Tuesday, January 17, 2012

Through That Dark Tunnel

I hate trying to blog when I'm tired.  I'm tired now.  I did sleep last night, but I walked the dog, shopped for groceries, played with boys, listened for unhappy yelling, yelled a couple of warnings, made hot cocoa and beef stroganoff, served snacks, took pictures, and refereed a sword fight.  Some people go to work and have children.  I don't know how they do it.  I get tired by this time in the day.  I didn't get a nap in.  Oh, whine, whine, whine.  I need someone to rub my feet and draw a bath for me.  Maybe a glass of wine instead.   

The boys had a snow day.  They slept late, but not late enough.  They screamed around the house, played games, pretended to be warriors, played with action figures, played 'funny falls' on a camping mattress, careened down the driveway on sleds, and played video games for just a little while. 

It didn't even snow here today.  There wasn't even a half an inch of snow left after the mist slushed it away this afternoon, but two miles away and a few hundred feet higher in elevation, they got seven inches of snow last night.  I love that about this area.  I can have wilder weather than one of my best friends three miles down the road, mostly because of the gradual climb to my house.  Nick's school, four miles away in the other direction, can have wilder weather than we have because they are just that much higher than we are.  One night, I was driving home from Fall City in a driving snowstorm and could barely discern a line across the road ahead of me and an unnerving darkness beyond it.  It was as if the world ended beyond that point.  I was already moving slowly, so I crept toward it and was suddenly out in an ordinary night before I realized I'd abruptly left the storm.  There was actually a line where the snow on the road suddenly ended.
So today, when I left Adrian and Nick by themselves so I could walk Teddy and pick up some groceries, I told them to call me if the traffic slowed down on the highway or if it began to snow and looked serious outside.  Of course, I was just getting warmed up on the trail with Teddy when Nick called.  He sounded a little worried.

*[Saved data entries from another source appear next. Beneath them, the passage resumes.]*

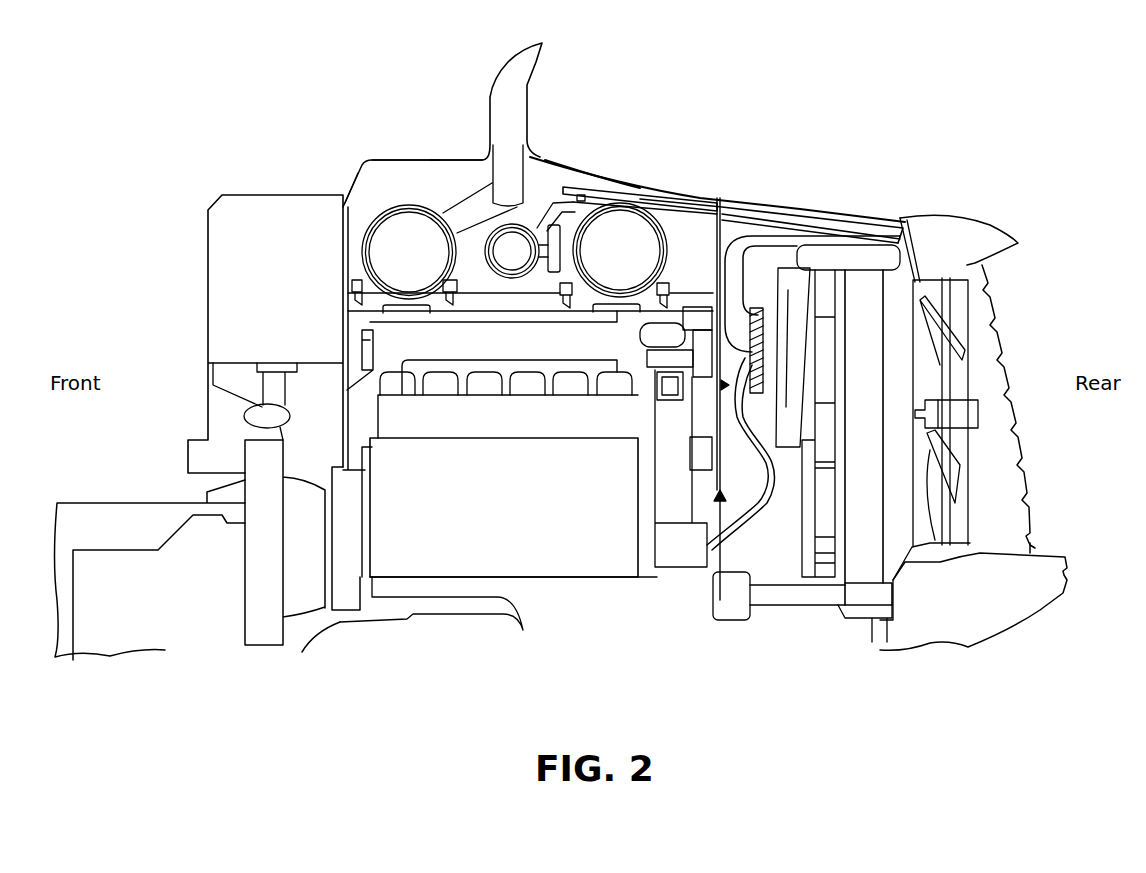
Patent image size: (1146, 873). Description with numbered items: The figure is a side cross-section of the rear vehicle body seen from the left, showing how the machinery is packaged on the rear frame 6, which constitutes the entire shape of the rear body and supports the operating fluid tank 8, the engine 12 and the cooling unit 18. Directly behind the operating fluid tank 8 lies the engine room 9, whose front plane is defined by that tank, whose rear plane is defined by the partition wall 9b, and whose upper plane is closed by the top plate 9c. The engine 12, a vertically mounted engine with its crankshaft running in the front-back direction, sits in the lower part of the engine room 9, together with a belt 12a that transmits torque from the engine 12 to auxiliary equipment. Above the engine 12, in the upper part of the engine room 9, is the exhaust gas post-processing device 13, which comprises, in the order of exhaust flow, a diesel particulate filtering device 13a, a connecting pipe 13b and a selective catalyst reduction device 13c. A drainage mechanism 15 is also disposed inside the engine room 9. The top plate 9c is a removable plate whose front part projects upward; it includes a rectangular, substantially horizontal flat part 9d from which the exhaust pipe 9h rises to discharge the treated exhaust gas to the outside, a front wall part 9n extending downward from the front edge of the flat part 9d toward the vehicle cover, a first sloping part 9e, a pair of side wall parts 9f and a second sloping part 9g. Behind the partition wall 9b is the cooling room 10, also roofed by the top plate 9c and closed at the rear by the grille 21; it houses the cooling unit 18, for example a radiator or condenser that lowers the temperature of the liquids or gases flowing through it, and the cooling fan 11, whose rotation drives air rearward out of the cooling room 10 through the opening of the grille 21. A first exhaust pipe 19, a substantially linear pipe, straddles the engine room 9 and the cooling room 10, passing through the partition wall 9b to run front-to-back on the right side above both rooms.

The rear frame 6 is at (322, 627).
The operating fluid tank 8 is at (258, 193).
The engine room 9 is at (553, 193).
The partition wall 9b is at (741, 215).
The top plate 9c is at (441, 158).
The flat part 9d is at (462, 152).
The first sloping part 9e is at (602, 176).
The side wall parts 9f is at (415, 177).
The second sloping part 9g is at (774, 203).
The exhaust pipe 9h is at (515, 46).
The front wall part 9n is at (352, 180).
The cooling room 10 is at (782, 565).
The cooling fan 11 is at (960, 336).
The engine 12 is at (433, 553).
The belt 12a is at (680, 525).
The exhaust gas post-processing device 13 is at (398, 207).
The diesel particulate filtering device 13a is at (685, 254).
The connecting pipe 13b is at (492, 252).
The selective catalyst reduction device 13c is at (360, 258).
The drainage mechanism 15 is at (648, 188).
The cooling unit 18 is at (861, 595).
The first exhaust pipe 19 is at (851, 226).
The grille 21 is at (1037, 360).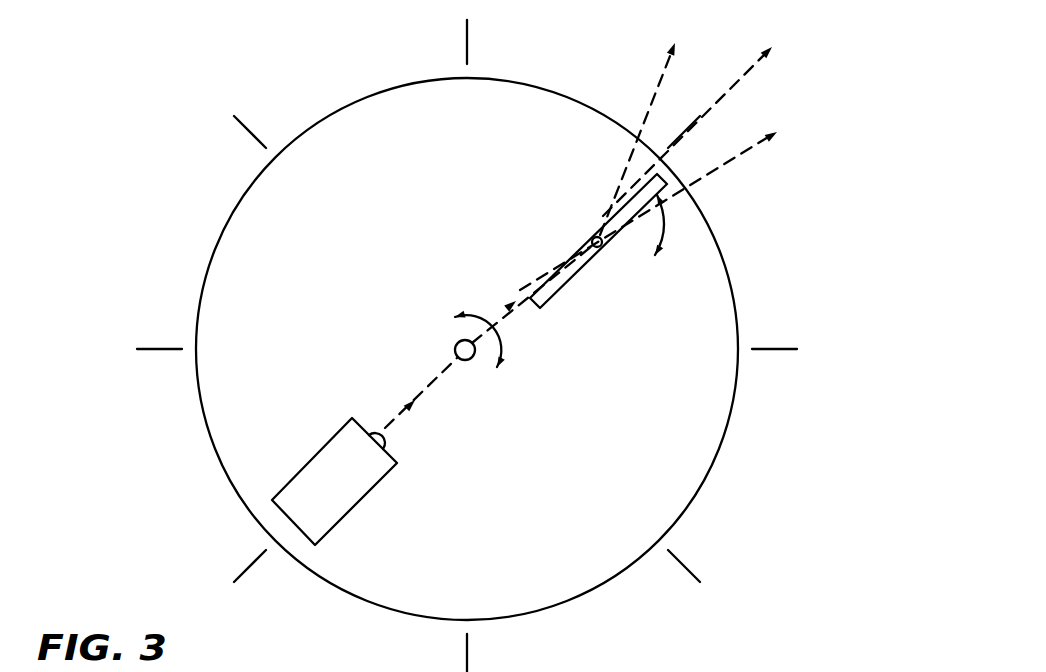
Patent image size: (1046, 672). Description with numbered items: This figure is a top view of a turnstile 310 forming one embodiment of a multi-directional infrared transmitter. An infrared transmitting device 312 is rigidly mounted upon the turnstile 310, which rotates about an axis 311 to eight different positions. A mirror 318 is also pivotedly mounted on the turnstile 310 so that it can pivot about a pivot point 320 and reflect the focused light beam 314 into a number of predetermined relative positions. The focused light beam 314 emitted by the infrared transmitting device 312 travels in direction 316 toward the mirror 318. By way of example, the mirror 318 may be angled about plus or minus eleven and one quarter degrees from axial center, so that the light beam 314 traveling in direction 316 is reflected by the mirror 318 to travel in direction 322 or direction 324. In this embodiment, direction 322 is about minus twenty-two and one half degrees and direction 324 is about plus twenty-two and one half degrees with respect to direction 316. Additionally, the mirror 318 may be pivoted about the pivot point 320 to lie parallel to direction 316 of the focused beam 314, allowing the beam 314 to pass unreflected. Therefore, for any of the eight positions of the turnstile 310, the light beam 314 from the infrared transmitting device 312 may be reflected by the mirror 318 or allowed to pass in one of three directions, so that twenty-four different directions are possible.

The turnstile 310 is at (753, 260).
The axis 311 is at (470, 362).
The infrared transmitting device 312 is at (310, 455).
The focused light beam 314 is at (402, 392).
The direction 316 is at (503, 306).
The mirror 318 is at (561, 292).
The pivot point 320 is at (591, 238).
The direction 322 is at (651, 95).
The direction 324 is at (731, 158).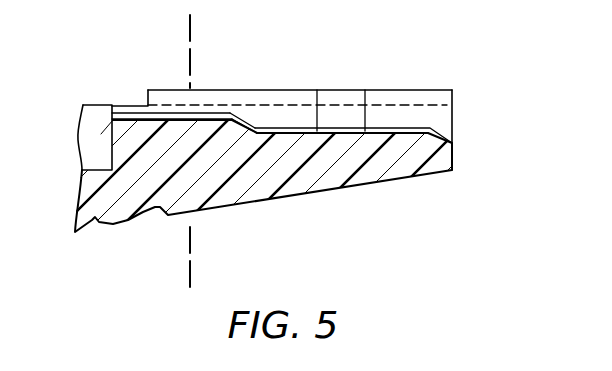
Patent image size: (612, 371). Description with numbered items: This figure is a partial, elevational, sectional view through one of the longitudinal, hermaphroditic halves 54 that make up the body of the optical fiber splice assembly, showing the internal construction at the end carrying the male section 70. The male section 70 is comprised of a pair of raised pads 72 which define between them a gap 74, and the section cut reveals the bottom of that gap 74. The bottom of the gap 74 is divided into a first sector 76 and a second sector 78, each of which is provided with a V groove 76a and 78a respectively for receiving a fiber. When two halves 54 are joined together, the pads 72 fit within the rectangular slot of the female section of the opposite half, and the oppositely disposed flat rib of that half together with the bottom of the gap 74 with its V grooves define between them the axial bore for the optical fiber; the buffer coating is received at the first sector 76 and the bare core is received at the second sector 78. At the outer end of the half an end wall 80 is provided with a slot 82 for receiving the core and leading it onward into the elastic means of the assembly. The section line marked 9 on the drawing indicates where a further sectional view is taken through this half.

The hermaphroditic half 54 is at (356, 213).
The male section 70 is at (493, 75).
The raised pads 72 is at (433, 91).
The gap 74 is at (452, 126).
The first sector 76 is at (317, 90).
The V groove 76a is at (365, 90).
The second sector 78 is at (211, 118).
The V groove 78a is at (227, 118).
The end wall 80 is at (112, 132).
The slot 82 is at (128, 110).
The section line 9- 9 is at (190, 15).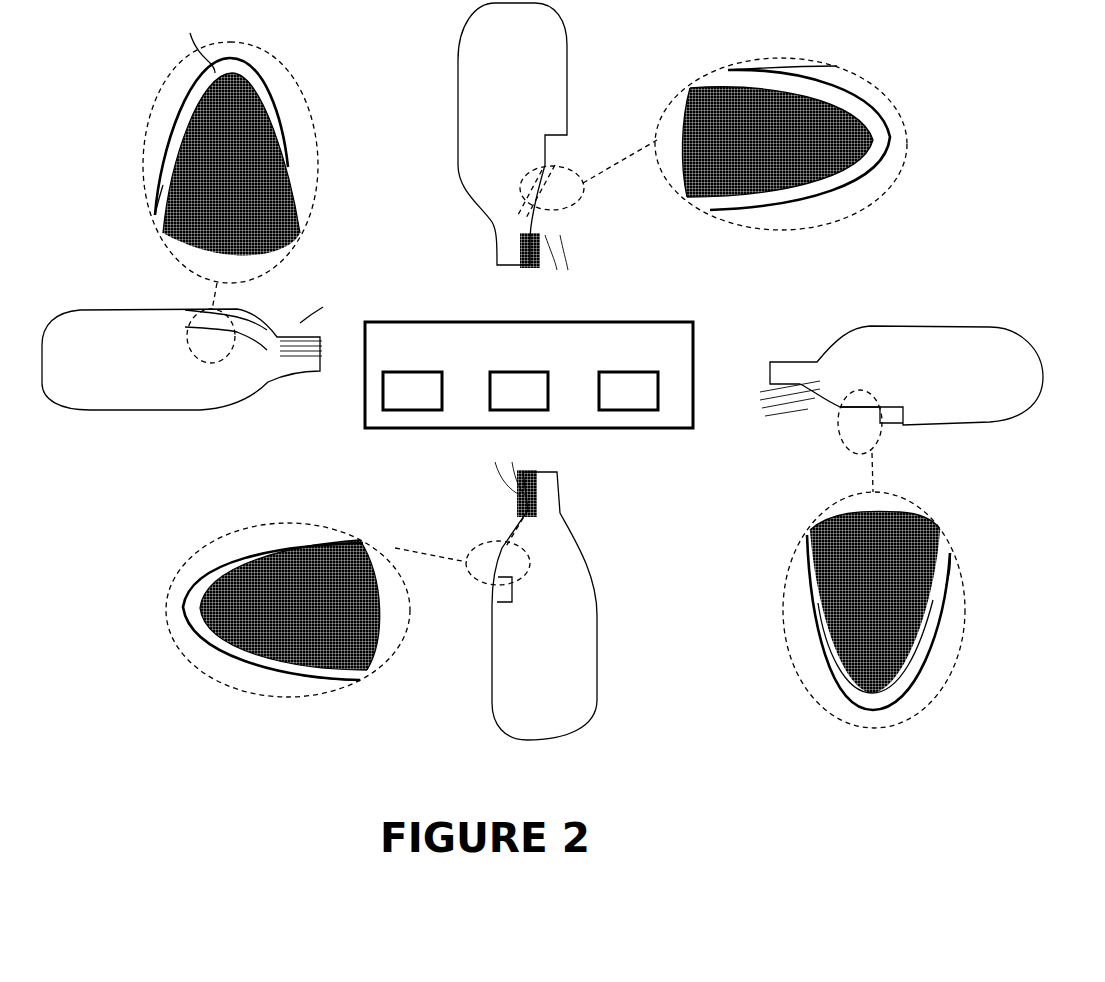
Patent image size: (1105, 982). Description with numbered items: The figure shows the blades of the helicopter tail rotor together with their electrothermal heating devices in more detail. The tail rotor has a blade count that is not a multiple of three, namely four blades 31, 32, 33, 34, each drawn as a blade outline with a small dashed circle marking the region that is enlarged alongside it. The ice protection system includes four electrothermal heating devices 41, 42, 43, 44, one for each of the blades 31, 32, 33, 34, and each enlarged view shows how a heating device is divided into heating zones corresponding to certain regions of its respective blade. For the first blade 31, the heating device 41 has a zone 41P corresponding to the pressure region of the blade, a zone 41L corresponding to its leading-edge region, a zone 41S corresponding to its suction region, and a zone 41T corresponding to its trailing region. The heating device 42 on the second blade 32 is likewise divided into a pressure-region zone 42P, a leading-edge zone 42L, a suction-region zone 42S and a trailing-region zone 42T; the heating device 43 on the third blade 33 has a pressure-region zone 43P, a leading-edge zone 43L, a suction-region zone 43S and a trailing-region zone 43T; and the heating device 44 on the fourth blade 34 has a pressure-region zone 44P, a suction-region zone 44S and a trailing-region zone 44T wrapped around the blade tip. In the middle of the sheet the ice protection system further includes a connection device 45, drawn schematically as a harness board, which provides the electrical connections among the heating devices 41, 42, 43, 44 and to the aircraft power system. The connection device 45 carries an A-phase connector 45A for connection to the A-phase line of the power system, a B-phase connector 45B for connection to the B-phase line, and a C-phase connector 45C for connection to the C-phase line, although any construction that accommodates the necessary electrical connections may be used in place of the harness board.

The blade 31 is at (513, 136).
The blade 32 is at (901, 375).
The blade 33 is at (544, 601).
The blade 34 is at (182, 358).
The electrothermal heating device 41 is at (561, 151).
The trailing-region zone 41T is at (832, 75).
The suction-region zone 41S is at (837, 102).
The leading-edge zone 41L is at (880, 147).
The pressure-region zone 41P is at (837, 183).
The electrothermal heating device 42 is at (826, 401).
The trailing-region zone 42T is at (933, 575).
The suction-region zone 42S is at (912, 658).
The leading-edge zone 42L is at (872, 713).
The pressure-region zone 42P is at (830, 660).
The electrothermal heating device 43 is at (516, 537).
The trailing-region zone 43T is at (310, 670).
The suction-region zone 43S is at (243, 653).
The leading-edge zone 43L is at (187, 608).
The pressure-region zone 43P is at (227, 562).
The electrothermal heating device 44 is at (242, 333).
The trailing-region zone 44T is at (163, 192).
The suction-region zone 44S is at (170, 135).
The pressure-region zone 44P is at (253, 108).
The connection device 45 is at (529, 375).
The A-phase connector 45A is at (412, 391).
The B-phase connector 45B is at (519, 391).
The C-phase connector 45C is at (628, 391).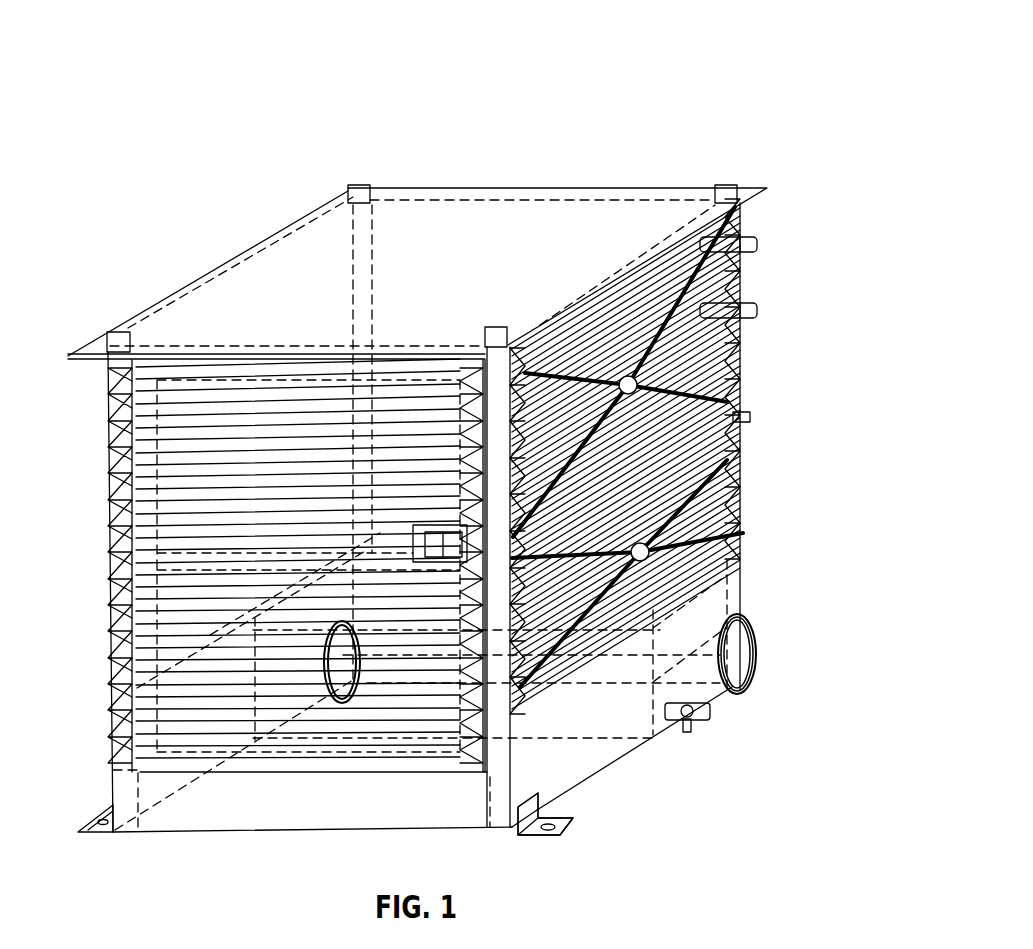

"Mom! It's hailing," he said, "really hard."

"Well, are the cars slowing down outside?"
"Wait a minute," he said.  It always feels strange to hear phone silence.  It was a long silence.  Teddy came leaping back to where I stood on the trail.  I stood with my iPhone to my ear, my finger over the hole in the top of the phone to keep out drips.  I looked at the display to see if I'd lost Nick. somehow.

"Mom?"

"Yup, I'm here," I said.

"They're going fast out there," he said.

"Okay, that's good.  Call me in fifteen minutes if it's still hailing super hard," I said. "Wait, no, call me in twenty minutes.  The roads can't get that bad in the next twenty minutes that I couldn't get home to you."  Actually, that isn't true.  Just at freezing, the roads can go from slushy to treacherous in minutes, but I wasn't going to tell Nick that right now.  He sounded worried that he'd be stuck alone there with just Adrian for the next week if the weather turned.  I knew he'd be good for the rest of the night if he had to, but he wasn't sure of it.  I figured I had time to enjoy my walk and take that risk.  It might be good for him to be on his own for a little longer.  Eleven is such a funny age, so full of confidences and insecurities all blended together. One minute, he's acting like a man and the next, he's my little boy again.

So I walked, kick up the snow, thought of my boy, and watched Teddy romping around.  Teddy danced circles around me, got into a muddy trench to darken his ankles, then ran through two tunnels, coming out the other side all proud of himself and dirty.  We had a nice walk, but when the snow really started coming down, I turned back, ready to reenter the noise of happy boys playing in my house.  I made it home to them with no problem, but I sort of look forward to the day when Nick goes off on his own, through a dark tunnel, and comes out the other side, dirty and proud of himself for having survived.